To install this gem onto your local machine, run bundle exec rake install. To release a new version: bump Duckling::VERSION in version.rb, merge that change to main, then run bundle exec rake release (or push a matching vX.Y.Z tag directly) to create and push the git tag. Pushing the tag triggers a GitHub Actions pipeline that re-runs CI as a gate, cross-compiles x86_64-linux/x86_64-darwin binary gems, verifies the tag matches Duckling::VERSION, builds and publishes the gems (source + both binary platforms) to rubygems.org, cuts a GitHub release, and opens a PR appending an entry to CHANGELOG.md.

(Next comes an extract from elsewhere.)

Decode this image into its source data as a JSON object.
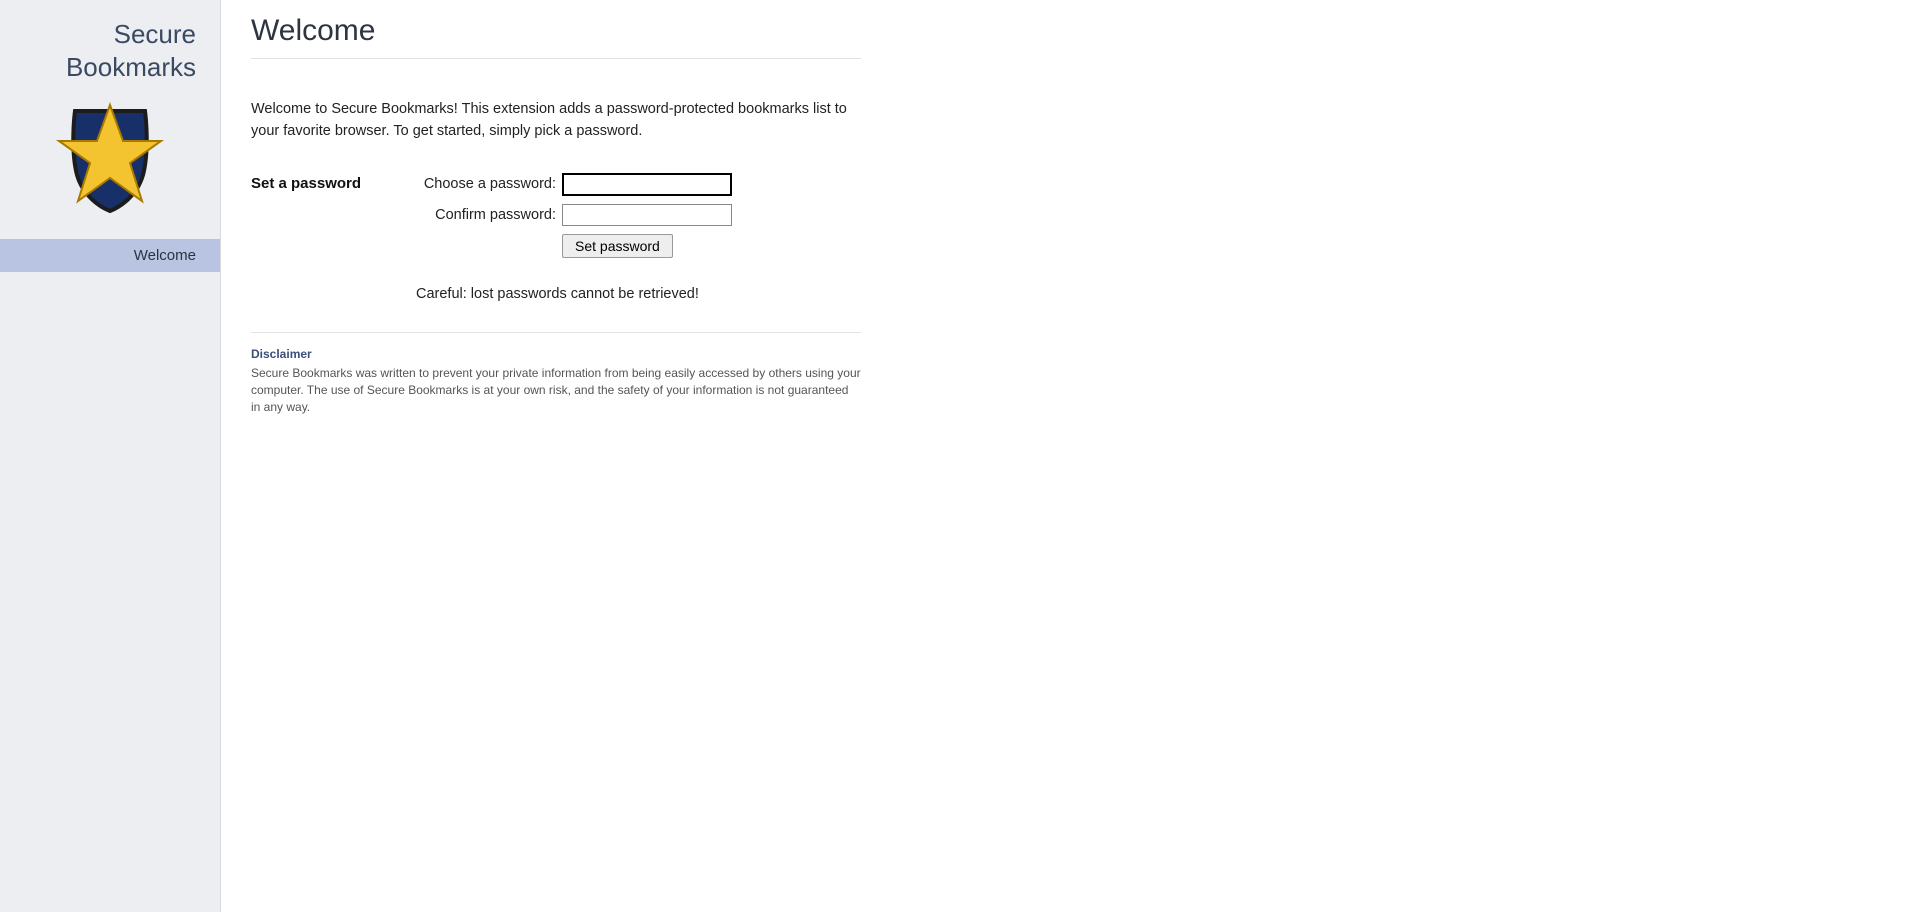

bin/benchmark (or bundle exec rake benchmark) runs the benchmark-ips suite locally and prints results to the console — no files written. bin/benchmark record (or rake benchmark:record) additionally writes docs/benchmarks/<environment>/<version>.json and regenerates docs/benchmarks/README.md. bin/benchmark record-pr (or rake benchmark:record_pr) does the same against a fresh branch off origin/main and opens (and auto-merges) a PR via gh — this is what the release pipeline runs automatically, and what you'd also run from a Claude Code Web session or a local dev machine to contribute that environment's numbers ahead of a release. gh needs to be installed (bin/setup does this via the Brewfile on macOS) and authenticated (gh auth login) for the record-pr variant.

Contributing

Bug reports and pull requests are welcome on GitHub at https://github.com/cpb/duckling. This project is intended to be a safe, welcoming space for collaboration, and contributors are expected to adhere to the code of conduct.

License

The gem is available as open source under the terms of the MIT License.

Code of Conduct

Everyone interacting in the Duckling project's codebases, issue trackers, chat rooms and mailing lists is expected to follow the code of conduct.